Em meio às altas temperaturas registradas em todo o Paraná nos últimos meses, um dos pontos de diversão que poderia ser utilizado por muitas pessoas que moram em condomínios é a piscina. Porém, em 2020 há barreiras existentes como o racionamento de água e a pandemia provocada pela Covid-19, que fizeram com que estes ambientes comuns de recreação social fossem fechados e agora se debate a reabertura. A reportagem da Banda B conversou com o Sindicato da Habitação e Condomínios do Paraná (Secovi-PR) nesta quinta-feira (1) para entender quais atitudes os síndicos podem tomar para atender a necessidade coletiva de diversão com responsabilidade.

 

Foto Ilustrativa. Foto: Divulgação

 

A advogada do Secovi-PR, Juliana Vieira, mencionou que em Curitiba não existe um protocolo específico para as piscinas de condomínio. “As medidas de segurança adotadas pelo sindicato estão ligadas ao protocolo feito para às escolas de natação, hidroginástica e hidroterapia. Portanto, o síndico de qualquer condomínio na capital que optar pela abertura, terá que seguir, minimamente, este protocolo”, iniciou.

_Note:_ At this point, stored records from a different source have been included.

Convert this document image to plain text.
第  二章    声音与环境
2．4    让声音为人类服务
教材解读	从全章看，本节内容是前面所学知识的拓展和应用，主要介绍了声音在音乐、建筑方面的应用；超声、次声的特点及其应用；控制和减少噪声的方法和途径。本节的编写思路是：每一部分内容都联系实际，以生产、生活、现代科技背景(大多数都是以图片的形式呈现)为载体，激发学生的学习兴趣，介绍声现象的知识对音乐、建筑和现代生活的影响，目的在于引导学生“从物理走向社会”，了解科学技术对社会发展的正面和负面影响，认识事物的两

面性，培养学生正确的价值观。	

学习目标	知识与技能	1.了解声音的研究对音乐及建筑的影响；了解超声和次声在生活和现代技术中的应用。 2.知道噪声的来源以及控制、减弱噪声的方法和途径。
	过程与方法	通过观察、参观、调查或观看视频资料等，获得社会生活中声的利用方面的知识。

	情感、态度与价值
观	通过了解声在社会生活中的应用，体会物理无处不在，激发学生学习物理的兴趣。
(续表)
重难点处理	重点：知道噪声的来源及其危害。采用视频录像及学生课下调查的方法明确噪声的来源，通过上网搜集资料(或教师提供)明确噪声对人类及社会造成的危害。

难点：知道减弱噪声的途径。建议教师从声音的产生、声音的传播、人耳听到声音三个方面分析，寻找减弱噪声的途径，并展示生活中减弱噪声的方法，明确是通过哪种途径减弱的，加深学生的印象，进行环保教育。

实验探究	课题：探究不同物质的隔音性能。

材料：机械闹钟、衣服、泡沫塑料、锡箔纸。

Juliana ainda mencionou o conflito existente no protocolo para os condomínios, e congêneres, que restringem a abertura para as áreas infantis. Segundo ela, os próprios moradores deverão entrar em um consenso para decidir o que será feito. “Muitos condomínios que tem a piscina para o adulto também tem para as crianças. Então, como o condomínio vai mediar isto”, alerta. “Vamos supor que aquele sindico entenda pela abertura em prol da coletividade, por uma questão de saúde mental, alivio de estresse e minorar os efeitos desta pandemia. Ele deverá estar ciente de que esta decisão terá responsabilidade. Nas piscina, não é diferente”, completou Juliana.

Fatores Externos

Água

A advogada ainda disse que muitos fatores devem ser levados em consideração neste momento para tomar a decisão que não é simples. “Além de todas as questões envolvendo à pandemia, nós temos a questão do racionamento de água que também pode implicar na questão da piscina. Então, são outros fatores externos que podem implicar nesta condição”.

Bandeiras

Com as recentes flexibilizações por parte da Prefeitura de Curitiba em relação aos decretos e as bandeiras que vigoram e determinam a atenção para a Covid-19 na capital, a advogada ainda relembrou que isto é voltado para a economia. Portanto, os cuidados devem ser mantidos.

“O fato de haver de uma flexibilização não significa que acabou a pandemia. A transmissão do vírus ainda é alta. A gente deve lembrar que o Poder Público tem feito as alterações de bandeiras é possivelmente por conta da questão econômica, para que o comerciante, o empresário, não seja afetado pela pandemia. O condomínio não tem isto. Ele vai ter que resguardar muito mais a coletividade”, destacou.

Orientações

O Secovi-PR tem orientado aos síndicos que sigam criteriosamente os Decretos que as prefeituras e o Estado sinalizam em relação a abertura das áreas comuns em condomínios.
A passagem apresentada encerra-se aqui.